Eating The Seed Corn? Implications Of Student Debt

CC Wikimedia Commons

CC Wikimedia Commons

Have you ever read an article and have it trigger another thought so profound you actually get a chill? I did today.

I started off reading an article in the New York Times called College Enrollment Falls and Economy Recovers. First, I would quibble with the description of the economy in recovery. 1-2% growth 5 years after a recession ends is not a recovery, especially with the Feb flooding the economy with nearly a trillion dollars a year. However, it’s the New York Times so I understand their opinion.

From the article:

College enrollment fell 2 percent in 2012-13, the first significant decline since the 1990s, but nearly all of that drop hit for-profit and community colleges; now, signs point to 2013-14 being the year when traditional four-year, nonprofit colleges begin a contraction that will last for several years.

How do they know it will only last for a few years? I’m sure the music industry thought the decline in CD sales in the early 2000s was just for a few years too. Who know, they could be right, we will see.

Another explanation for the decline in enrollment in a poor economy means students don’t want to take on a huge amount of debt unless they can be sure they can get a job afterwards. But what about the ones who have already gotten into huge debt and don’t have a job? What are the implications of the huge cost of college? Could colleges be eating their seed corn?

To eat the seed corn – To eat the corn which should be saved for seed, so as to forestall starvation; – a desperate measure, since it only postpones disaster.
 – any desperate action which creates a disastrous situation in the long-term, done in order to provide temporary relief.

If you are in huge debt you tend not to have the money available for starting your life by getting married, buying a house and having children. Are we seeing this happening? Check this out:

Baby bust? National birthrate hits an all-time low due to weak economic recovery

The recession has been over for four years, but the birth rate in the U.S. continues to fall as many people struggle with a sluggish economy and financial uncertainty.

According to a recent analysis by the Pew Institute, since 2007 when there were a record 4,316,233 births, the number of births has been steadily declining, with 4,007,000 births in 2012 – the lowest number since 1998.

The US birth rate has fallen significantly.
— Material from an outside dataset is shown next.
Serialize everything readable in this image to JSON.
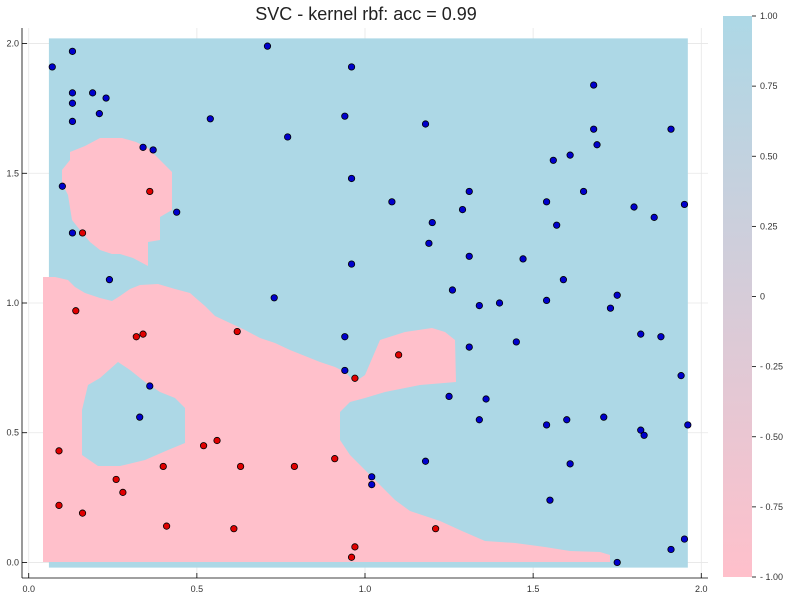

I thought that made sense considering the conditions the new generation finds themselves in but then I thought: holy cow, these grads should be having children who would themselves be going to college in 18 years.

So this is what hit me earlier: If they aren’t having kids, who will go to college in two decades?

As I have said many times, what will transform education is not some big government program, it will be economics.